Even panicking on OOM can work. There is unfortunately one allocation required in panics (Rust sadly exposed Box as a panic payload type), but in practice even this isn't a problem, because probability of hitting OOM is proportional to the allocation size, so in reality programs don't literally run out of very last byte of memory, but rather start failing when allocating big buffers when there are many megabytes left, and that's plenty for a panic message and even a backtrace.

2 Likes

What I meant was that the fuzzers never stopped producing test cases where we crashed; we never stopped adding new bugs (or felt we could confidently claim we'd found all the old ones).

I honestly don't feel I ever quite understood why. The codebase had very regular patterns and all you had to do was follow them. But the fact is, there wasn't a bulletproof static analysis for it and so we never got there. (We did use the C++ equivalent of #[must_use], to help when an infallible function was changed to become fallible; and generally pretty aggressively adopted whatever automated help the compiler could give us.)

Admittedly some causes are down to problems in C++ that are not as bad in Rust. We didn't have ?. We would sometimes decide to use an alternative bespoke error handling idiom in some subsystem, because check-and-return was just so painful in C++. These other idioms turned out to have their own gotchas (shockingly). Most errors were not OOM, so any code that actually handled an error had to also check for the possibility of OOM (lacking Option/enum to force us to check).

It seems to me a lot of the burden would remain in Rust. Having to write ? after every function call. Having to add an Oom variant to every error enum. Not being able to see at a glance which ?s are about application-level errors. Having to do without e.g. Iterator::filter because your closure might OOM. Having to avoid Clone and other non-fallible traits, because your impls have to be able to report OOM errors.

1 Like

Thanks, that's good to hear.

This wasn't our problem - C++ has destructors.

Aren't you just asking / entering the debate about...

If you meant, what's my personal opinion -- I do think it is worth it in some form, yes. The language and std does target system level programming, and already supports custom (global) allocators. If everyone felt the existing methods served their context adequately, they wouldn't be asking for the fallible methods. And it's okay if not everything in std serves your context.

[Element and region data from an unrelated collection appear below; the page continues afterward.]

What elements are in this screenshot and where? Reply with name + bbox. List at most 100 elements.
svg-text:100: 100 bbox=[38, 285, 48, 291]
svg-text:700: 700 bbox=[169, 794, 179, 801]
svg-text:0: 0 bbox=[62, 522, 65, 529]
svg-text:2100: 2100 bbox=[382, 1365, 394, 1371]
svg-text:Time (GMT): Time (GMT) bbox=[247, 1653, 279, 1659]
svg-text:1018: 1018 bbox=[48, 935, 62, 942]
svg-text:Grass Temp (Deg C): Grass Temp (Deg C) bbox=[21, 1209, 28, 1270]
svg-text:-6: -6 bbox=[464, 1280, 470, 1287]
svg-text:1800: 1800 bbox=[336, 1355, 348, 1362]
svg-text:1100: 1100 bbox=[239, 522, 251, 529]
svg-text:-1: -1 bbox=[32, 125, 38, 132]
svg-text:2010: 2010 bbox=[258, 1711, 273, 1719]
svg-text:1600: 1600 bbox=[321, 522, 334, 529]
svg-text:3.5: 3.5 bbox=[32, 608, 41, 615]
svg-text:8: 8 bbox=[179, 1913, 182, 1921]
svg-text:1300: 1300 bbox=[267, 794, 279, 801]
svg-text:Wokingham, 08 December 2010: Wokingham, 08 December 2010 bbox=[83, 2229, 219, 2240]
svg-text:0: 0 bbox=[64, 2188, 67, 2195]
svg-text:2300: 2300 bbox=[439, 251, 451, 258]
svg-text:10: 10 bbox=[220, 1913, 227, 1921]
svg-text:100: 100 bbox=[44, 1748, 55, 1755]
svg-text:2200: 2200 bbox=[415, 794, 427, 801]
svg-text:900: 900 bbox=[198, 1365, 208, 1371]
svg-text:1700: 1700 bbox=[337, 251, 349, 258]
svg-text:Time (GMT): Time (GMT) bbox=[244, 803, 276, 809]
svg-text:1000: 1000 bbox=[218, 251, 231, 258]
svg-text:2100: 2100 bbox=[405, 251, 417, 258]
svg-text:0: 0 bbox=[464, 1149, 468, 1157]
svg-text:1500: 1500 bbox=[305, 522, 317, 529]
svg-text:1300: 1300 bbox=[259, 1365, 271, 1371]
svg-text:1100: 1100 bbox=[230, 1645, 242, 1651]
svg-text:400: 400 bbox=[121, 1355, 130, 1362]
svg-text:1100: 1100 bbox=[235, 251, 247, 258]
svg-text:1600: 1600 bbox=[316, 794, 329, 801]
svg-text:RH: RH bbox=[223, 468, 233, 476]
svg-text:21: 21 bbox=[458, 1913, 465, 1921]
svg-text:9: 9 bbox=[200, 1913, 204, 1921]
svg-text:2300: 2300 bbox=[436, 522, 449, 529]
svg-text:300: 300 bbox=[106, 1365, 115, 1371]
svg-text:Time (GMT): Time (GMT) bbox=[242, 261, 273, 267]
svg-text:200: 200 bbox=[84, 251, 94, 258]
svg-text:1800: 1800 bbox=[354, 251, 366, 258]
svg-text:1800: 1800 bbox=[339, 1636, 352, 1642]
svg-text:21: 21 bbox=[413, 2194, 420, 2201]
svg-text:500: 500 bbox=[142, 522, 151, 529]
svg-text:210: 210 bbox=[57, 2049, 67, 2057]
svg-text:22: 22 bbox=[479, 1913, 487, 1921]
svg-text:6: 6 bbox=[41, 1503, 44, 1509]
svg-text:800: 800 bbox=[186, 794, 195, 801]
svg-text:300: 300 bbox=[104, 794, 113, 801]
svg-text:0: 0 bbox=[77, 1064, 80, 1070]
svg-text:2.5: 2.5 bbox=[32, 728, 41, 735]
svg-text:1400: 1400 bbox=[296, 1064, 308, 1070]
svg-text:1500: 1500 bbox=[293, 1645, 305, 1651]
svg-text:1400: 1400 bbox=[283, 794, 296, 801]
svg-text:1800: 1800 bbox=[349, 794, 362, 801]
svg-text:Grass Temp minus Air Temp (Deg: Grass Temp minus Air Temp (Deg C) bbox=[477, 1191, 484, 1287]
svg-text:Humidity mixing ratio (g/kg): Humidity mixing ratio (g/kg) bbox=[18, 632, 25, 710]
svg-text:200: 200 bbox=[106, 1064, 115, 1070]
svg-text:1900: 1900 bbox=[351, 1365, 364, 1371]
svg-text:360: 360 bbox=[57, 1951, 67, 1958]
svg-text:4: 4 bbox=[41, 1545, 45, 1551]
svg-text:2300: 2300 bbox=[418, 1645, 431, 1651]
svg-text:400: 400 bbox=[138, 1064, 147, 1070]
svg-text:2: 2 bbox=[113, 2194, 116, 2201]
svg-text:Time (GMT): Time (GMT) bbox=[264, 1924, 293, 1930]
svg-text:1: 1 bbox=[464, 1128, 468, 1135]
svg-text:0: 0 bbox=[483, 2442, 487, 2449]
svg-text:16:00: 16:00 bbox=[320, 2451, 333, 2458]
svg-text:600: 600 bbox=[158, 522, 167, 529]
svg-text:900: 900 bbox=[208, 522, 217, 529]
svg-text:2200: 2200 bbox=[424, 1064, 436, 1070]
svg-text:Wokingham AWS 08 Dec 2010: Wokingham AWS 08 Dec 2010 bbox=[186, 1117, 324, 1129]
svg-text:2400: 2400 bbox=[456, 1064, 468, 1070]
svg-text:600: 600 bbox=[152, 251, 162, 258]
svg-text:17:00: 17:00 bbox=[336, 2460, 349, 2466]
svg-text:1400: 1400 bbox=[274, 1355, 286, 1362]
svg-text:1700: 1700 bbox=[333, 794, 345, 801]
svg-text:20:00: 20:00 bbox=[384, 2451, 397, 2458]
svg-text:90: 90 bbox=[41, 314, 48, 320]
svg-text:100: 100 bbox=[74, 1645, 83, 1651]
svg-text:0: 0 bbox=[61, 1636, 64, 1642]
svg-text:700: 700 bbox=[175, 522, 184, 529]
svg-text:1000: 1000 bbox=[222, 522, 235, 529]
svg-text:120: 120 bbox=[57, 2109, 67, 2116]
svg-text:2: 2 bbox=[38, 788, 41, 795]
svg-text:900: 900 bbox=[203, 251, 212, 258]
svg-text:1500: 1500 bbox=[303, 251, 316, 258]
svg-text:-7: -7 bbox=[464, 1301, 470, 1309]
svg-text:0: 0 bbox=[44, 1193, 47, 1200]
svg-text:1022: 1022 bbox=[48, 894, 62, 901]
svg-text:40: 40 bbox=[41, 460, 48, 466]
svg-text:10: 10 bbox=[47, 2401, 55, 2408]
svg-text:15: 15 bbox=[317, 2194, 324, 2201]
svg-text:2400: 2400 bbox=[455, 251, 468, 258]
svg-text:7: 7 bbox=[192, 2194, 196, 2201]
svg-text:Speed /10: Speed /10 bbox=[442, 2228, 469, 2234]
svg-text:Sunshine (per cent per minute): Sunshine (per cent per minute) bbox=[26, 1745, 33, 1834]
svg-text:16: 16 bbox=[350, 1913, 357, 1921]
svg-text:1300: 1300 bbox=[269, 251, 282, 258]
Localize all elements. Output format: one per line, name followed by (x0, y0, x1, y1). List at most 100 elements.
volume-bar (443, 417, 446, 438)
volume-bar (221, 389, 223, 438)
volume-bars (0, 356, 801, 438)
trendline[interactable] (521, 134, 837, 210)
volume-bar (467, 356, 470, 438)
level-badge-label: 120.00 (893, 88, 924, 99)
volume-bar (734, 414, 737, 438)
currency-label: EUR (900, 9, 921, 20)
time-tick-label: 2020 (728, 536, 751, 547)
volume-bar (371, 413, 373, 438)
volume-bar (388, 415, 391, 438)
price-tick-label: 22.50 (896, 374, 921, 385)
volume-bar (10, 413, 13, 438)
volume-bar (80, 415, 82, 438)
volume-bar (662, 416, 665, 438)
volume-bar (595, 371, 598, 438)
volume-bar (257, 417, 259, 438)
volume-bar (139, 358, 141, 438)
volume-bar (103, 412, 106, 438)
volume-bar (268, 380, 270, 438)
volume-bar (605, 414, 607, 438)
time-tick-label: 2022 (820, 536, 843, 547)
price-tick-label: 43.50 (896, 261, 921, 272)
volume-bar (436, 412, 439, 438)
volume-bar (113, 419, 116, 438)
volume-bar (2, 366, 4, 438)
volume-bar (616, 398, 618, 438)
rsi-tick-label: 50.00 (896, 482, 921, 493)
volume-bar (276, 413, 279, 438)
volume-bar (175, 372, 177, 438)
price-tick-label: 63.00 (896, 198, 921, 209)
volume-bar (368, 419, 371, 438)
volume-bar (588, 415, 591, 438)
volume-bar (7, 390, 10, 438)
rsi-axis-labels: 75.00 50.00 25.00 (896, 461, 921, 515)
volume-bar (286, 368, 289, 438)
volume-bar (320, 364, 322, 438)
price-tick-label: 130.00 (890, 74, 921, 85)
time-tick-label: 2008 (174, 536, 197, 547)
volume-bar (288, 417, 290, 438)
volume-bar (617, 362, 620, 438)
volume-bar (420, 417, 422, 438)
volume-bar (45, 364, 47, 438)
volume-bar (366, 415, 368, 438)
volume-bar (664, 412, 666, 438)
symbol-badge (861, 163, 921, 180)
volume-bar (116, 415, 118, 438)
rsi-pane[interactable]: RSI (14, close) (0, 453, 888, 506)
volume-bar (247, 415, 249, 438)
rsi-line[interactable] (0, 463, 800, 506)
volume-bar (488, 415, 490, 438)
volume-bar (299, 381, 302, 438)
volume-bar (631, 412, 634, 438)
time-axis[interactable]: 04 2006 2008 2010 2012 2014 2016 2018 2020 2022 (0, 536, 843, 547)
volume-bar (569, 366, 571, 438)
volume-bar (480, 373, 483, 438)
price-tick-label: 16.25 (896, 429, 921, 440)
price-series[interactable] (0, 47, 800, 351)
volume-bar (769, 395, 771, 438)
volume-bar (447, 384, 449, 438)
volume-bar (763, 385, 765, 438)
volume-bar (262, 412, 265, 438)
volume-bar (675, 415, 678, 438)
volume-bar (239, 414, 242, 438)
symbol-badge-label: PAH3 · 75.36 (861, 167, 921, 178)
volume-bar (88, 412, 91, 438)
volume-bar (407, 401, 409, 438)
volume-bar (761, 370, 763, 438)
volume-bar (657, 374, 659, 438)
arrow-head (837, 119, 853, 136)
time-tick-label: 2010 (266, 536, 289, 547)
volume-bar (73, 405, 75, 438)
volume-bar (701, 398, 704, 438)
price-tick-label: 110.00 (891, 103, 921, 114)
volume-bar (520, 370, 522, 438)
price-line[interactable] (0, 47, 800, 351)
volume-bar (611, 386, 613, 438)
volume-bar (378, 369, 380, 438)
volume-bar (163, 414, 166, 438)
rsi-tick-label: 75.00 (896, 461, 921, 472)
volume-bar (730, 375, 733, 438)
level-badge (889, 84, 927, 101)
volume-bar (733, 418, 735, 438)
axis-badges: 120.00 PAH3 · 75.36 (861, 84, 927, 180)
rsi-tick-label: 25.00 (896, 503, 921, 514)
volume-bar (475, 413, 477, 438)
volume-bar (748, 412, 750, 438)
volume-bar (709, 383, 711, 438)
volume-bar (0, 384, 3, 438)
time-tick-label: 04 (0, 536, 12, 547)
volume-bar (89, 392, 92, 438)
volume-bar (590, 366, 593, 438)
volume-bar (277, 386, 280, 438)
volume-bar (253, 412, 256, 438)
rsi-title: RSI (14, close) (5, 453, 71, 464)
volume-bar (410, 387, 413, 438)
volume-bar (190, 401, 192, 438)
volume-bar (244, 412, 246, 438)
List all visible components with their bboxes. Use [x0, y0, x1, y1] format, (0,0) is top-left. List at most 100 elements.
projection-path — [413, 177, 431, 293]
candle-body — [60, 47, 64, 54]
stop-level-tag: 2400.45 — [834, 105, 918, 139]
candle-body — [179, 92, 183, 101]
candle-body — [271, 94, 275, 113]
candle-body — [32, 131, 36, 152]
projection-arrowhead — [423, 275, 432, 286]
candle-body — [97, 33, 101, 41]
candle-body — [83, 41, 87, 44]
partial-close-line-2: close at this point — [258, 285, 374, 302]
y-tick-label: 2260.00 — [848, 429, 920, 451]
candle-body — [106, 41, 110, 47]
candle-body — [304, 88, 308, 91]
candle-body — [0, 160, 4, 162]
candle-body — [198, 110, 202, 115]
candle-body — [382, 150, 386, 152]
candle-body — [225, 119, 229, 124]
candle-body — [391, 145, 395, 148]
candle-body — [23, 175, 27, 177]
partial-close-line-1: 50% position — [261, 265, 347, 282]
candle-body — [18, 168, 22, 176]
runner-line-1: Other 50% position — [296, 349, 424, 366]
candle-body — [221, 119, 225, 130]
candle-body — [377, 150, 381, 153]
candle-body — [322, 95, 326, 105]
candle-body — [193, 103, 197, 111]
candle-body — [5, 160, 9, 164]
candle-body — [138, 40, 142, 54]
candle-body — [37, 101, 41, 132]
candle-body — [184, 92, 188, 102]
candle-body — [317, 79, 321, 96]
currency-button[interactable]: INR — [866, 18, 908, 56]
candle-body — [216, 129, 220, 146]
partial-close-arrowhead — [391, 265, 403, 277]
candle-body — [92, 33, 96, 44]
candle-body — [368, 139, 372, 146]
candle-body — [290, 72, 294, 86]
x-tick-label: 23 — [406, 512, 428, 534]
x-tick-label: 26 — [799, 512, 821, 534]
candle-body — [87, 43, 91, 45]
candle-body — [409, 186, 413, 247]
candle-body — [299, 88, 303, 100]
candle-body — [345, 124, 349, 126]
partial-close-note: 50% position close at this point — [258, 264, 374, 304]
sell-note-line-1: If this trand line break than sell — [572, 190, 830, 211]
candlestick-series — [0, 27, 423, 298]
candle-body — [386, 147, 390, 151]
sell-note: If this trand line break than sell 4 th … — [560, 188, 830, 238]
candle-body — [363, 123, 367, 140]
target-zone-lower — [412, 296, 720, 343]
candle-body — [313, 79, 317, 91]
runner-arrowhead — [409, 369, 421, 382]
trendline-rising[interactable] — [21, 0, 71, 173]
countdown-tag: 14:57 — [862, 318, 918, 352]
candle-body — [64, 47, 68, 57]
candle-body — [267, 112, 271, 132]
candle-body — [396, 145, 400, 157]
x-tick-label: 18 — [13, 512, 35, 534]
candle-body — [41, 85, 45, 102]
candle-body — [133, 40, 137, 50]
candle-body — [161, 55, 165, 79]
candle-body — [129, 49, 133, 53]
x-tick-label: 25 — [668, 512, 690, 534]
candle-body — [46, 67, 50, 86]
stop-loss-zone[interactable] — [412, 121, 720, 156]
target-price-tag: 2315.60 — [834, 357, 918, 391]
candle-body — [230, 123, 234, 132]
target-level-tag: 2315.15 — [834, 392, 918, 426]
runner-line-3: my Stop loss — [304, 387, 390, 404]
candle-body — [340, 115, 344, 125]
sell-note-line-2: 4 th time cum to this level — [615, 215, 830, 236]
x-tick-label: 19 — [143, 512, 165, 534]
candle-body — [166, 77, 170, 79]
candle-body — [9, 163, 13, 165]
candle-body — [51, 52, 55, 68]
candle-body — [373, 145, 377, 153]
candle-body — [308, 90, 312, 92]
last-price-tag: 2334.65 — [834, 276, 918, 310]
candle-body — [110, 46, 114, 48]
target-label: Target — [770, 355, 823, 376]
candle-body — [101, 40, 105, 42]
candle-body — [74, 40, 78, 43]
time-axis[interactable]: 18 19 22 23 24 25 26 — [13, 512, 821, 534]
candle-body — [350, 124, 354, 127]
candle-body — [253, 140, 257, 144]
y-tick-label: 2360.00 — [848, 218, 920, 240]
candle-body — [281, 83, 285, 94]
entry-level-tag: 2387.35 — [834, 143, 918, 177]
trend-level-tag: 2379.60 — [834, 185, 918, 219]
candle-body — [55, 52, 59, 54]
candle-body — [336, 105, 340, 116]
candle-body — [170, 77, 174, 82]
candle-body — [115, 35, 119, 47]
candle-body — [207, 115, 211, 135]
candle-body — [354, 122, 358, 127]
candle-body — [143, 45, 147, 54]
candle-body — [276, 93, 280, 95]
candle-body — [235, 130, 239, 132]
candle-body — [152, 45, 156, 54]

(I doubt I'll be participating adamantly in any continuing debate, but that's my opinion.)

5 Likes

Rust already has some of this problem with "I want to make sure I can't panic", eg no indexing vectors etc., and that's been pretty painful to try to work around. Maybe there's some factor that makes it a bit easier.

Sounds like you were using error returns rather than std::bad_alloc? Yeah I can see that being really painful there, even if you basically need to to handle it sanely. In Rust land, it's much less so.

I'm curious why whatever linting tools you were using couldn't find everything reliably: it certainly seems like if you had visibility into all the codebase and sufficient annotations on the standard library - a fairly straightforward if arduous one-off task, it should be either working or not working at all. Eventually it boils down to "Don't call any of these functions, use these instead" right?

This topic was automatically closed 90 days after the last reply. We invite you to open a new topic if you have further questions or comments.